William Lee Hankey (1869–1952) was a British painter, printmaker and book illustrator. He specialised in landscapes, character studies and portraits of pastoral life, particularly in studies of mothers with young children.
He was born in Chester and worked as a designer after leaving school. He studied art in the evenings at the Chester School of Art, then at the Royal College of Art.
Later in Paris he became influenced by the work of Jules Bastien-Lepage, who also favoured rustic scenes depicted in a realistic but sentimental style.
He first exhibited at the Royal Academy in 1896 and was President of the London Sketch Club from 1902 to 1904.
He lived in France for a time and produced a body of work of French villages and Breton peasants. He taught etching at London Goldsmith's College and exhibited frequently at the Royal Academy.
His figure study etchings show great technical virtuosity
This is a fabulous etching and drypoint print by Hankey. It shows a woman holding her little child on her knee. It is certainly a most sentimental image. It is typical of Hankey's style, full of atmosphere and intricate detail.

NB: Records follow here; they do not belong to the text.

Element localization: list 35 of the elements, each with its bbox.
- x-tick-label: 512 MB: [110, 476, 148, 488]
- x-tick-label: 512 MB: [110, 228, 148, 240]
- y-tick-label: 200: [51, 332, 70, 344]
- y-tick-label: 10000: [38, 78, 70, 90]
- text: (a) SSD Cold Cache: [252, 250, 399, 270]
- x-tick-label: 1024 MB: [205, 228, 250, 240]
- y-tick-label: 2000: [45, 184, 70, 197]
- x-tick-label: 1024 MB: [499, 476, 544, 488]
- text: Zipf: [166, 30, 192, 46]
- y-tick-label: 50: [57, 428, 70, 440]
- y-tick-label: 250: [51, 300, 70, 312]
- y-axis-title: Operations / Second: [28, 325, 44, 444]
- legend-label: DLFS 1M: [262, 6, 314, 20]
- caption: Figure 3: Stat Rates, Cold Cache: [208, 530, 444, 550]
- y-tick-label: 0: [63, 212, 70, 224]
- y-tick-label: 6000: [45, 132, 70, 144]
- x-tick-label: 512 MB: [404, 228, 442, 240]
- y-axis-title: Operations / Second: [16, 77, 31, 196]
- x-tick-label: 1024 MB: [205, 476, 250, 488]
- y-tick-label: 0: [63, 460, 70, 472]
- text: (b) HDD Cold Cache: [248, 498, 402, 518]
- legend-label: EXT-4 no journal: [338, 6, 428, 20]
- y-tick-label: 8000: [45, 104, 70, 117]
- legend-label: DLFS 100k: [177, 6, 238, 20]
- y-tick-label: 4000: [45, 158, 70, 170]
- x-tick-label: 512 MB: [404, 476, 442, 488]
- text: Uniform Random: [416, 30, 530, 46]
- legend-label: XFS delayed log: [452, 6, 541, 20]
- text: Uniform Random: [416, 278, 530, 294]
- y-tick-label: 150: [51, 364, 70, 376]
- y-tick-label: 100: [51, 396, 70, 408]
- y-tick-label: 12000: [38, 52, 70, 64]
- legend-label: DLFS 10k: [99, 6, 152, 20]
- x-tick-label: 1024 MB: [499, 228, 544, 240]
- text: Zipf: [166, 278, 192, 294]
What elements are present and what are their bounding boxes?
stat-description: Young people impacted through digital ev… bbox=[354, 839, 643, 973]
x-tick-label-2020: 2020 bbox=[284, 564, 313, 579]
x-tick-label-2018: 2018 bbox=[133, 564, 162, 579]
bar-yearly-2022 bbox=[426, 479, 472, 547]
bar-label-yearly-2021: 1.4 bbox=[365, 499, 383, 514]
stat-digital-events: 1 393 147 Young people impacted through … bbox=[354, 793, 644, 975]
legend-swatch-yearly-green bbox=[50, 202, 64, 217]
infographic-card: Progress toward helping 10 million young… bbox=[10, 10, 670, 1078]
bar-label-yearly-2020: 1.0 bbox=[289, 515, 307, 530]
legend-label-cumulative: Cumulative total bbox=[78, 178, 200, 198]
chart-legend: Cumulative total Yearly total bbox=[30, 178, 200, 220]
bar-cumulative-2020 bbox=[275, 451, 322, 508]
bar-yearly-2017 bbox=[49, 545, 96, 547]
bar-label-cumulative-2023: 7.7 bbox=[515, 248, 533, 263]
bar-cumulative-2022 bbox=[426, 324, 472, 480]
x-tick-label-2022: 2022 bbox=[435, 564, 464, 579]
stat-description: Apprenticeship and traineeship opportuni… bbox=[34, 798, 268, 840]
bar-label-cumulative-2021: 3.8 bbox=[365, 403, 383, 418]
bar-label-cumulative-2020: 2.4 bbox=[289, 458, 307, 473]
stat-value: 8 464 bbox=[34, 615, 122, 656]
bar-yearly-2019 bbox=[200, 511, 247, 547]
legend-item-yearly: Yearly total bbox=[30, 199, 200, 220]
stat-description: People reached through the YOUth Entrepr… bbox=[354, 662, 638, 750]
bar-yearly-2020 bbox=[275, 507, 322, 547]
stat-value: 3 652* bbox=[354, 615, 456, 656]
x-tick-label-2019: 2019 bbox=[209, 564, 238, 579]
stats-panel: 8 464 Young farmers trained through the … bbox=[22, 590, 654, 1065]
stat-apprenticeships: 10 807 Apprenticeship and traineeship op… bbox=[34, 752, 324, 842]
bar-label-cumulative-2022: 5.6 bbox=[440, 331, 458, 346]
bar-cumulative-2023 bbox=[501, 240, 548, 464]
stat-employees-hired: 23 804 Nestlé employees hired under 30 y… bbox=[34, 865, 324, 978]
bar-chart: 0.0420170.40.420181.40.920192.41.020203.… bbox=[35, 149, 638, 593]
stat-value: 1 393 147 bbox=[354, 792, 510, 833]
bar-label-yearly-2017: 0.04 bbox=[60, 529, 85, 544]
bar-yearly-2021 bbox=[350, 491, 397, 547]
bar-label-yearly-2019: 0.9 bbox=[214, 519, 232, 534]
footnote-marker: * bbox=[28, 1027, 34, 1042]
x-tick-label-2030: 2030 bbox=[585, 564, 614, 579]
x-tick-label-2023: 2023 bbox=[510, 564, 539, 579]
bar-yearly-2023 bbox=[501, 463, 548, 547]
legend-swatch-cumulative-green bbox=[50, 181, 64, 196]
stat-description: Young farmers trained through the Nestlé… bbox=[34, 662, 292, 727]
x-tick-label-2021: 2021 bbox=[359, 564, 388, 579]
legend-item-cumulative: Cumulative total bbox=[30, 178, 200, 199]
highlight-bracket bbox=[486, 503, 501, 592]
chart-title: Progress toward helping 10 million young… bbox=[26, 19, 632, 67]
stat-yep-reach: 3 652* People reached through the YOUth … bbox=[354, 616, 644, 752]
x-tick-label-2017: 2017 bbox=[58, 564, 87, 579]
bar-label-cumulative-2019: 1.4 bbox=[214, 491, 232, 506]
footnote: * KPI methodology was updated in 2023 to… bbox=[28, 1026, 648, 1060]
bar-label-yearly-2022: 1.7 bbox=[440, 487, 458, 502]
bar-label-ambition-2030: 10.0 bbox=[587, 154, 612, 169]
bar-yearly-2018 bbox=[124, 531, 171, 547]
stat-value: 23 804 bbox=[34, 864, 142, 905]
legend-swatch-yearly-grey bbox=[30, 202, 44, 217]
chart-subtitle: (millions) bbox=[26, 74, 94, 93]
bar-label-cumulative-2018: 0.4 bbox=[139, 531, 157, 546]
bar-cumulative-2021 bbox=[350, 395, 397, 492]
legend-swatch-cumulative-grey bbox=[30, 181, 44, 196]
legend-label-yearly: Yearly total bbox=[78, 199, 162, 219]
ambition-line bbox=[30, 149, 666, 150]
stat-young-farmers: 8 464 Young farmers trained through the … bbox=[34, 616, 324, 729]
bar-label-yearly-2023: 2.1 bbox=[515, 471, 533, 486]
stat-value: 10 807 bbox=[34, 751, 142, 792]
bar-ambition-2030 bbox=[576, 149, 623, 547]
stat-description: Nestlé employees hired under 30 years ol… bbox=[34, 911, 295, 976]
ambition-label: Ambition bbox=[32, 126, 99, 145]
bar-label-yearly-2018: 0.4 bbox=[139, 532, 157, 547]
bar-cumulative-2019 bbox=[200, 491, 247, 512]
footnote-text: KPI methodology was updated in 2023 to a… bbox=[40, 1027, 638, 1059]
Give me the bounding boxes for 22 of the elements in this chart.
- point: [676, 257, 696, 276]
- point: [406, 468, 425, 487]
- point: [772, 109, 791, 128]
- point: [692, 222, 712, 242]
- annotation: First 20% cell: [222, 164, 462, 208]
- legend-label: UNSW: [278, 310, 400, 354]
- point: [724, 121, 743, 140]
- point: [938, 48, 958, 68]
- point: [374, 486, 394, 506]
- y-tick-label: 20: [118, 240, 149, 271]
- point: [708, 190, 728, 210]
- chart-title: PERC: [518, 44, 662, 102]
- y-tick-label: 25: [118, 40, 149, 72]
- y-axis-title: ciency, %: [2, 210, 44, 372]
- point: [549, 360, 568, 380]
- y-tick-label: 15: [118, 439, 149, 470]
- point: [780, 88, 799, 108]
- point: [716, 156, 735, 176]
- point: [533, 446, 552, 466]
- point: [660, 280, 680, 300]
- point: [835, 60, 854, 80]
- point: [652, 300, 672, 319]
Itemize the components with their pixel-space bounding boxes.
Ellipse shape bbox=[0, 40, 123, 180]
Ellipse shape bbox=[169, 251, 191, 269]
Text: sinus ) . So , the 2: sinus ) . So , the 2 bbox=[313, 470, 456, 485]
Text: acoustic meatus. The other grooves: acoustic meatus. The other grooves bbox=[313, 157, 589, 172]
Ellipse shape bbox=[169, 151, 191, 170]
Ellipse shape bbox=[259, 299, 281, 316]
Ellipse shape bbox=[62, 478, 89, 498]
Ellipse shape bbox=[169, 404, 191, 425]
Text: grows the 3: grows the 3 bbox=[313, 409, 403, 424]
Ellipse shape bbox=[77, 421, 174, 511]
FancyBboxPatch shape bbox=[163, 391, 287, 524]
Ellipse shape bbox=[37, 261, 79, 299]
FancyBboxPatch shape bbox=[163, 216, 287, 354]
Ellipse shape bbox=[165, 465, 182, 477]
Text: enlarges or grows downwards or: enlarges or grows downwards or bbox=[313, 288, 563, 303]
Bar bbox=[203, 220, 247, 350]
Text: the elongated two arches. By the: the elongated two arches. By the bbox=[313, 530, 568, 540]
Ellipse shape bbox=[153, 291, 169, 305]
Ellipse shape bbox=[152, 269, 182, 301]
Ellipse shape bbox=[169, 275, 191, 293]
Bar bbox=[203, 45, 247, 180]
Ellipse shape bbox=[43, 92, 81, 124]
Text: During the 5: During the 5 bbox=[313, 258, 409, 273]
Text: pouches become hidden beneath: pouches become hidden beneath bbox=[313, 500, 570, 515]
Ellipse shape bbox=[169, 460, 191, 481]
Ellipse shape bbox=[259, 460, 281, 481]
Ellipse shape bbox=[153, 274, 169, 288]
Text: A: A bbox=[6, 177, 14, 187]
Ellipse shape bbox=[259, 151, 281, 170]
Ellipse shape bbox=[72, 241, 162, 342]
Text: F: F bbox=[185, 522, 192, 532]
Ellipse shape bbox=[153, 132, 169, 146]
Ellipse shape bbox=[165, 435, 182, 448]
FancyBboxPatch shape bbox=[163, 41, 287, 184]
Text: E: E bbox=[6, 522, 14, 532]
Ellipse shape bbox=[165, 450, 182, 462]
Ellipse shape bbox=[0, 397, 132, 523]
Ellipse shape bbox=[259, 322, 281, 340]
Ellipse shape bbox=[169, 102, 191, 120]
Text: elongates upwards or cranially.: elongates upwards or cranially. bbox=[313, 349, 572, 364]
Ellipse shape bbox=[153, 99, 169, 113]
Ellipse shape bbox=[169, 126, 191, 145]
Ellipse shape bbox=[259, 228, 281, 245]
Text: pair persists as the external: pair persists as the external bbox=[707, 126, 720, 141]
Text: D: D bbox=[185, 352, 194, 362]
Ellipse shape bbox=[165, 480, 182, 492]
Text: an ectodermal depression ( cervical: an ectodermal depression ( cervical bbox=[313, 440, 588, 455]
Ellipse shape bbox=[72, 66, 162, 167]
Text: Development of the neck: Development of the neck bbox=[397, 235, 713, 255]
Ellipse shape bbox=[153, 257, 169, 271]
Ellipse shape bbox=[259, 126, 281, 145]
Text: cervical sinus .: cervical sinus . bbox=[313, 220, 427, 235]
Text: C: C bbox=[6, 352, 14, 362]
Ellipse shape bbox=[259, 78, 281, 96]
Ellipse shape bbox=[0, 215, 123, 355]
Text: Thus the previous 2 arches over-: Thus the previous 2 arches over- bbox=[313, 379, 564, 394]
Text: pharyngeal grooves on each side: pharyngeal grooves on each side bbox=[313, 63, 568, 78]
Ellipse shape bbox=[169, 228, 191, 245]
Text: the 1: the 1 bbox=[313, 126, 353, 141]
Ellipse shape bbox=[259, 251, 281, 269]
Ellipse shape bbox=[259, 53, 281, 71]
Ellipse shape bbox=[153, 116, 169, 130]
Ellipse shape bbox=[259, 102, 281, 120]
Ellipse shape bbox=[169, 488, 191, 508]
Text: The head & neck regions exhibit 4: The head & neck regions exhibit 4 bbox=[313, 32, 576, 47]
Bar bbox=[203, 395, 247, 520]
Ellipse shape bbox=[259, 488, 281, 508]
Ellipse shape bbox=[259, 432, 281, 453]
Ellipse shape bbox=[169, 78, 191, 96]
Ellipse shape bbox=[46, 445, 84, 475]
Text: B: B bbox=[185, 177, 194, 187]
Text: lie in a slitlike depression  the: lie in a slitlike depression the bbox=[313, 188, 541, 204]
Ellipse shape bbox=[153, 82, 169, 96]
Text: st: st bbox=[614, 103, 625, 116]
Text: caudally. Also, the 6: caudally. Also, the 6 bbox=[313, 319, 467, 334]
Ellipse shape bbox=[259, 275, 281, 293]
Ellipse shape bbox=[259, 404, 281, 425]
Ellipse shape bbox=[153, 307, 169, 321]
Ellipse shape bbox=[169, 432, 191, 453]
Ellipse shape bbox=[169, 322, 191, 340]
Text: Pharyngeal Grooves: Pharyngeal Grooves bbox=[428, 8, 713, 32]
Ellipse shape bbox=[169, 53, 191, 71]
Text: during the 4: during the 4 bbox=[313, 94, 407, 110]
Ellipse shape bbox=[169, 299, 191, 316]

The lady looks like a Breton peasant - and the subject and style is certainly reminiscent of rustic images by Bastien-Lepage.
It is signed in the plate with the artist's monogram, lower right, and also signed in pencil below the image, and with the embossed artist's blindstamp.
It is undated but probably dates to the late 1920s / early 1930s.
This is a fine impression and is being sold unframed.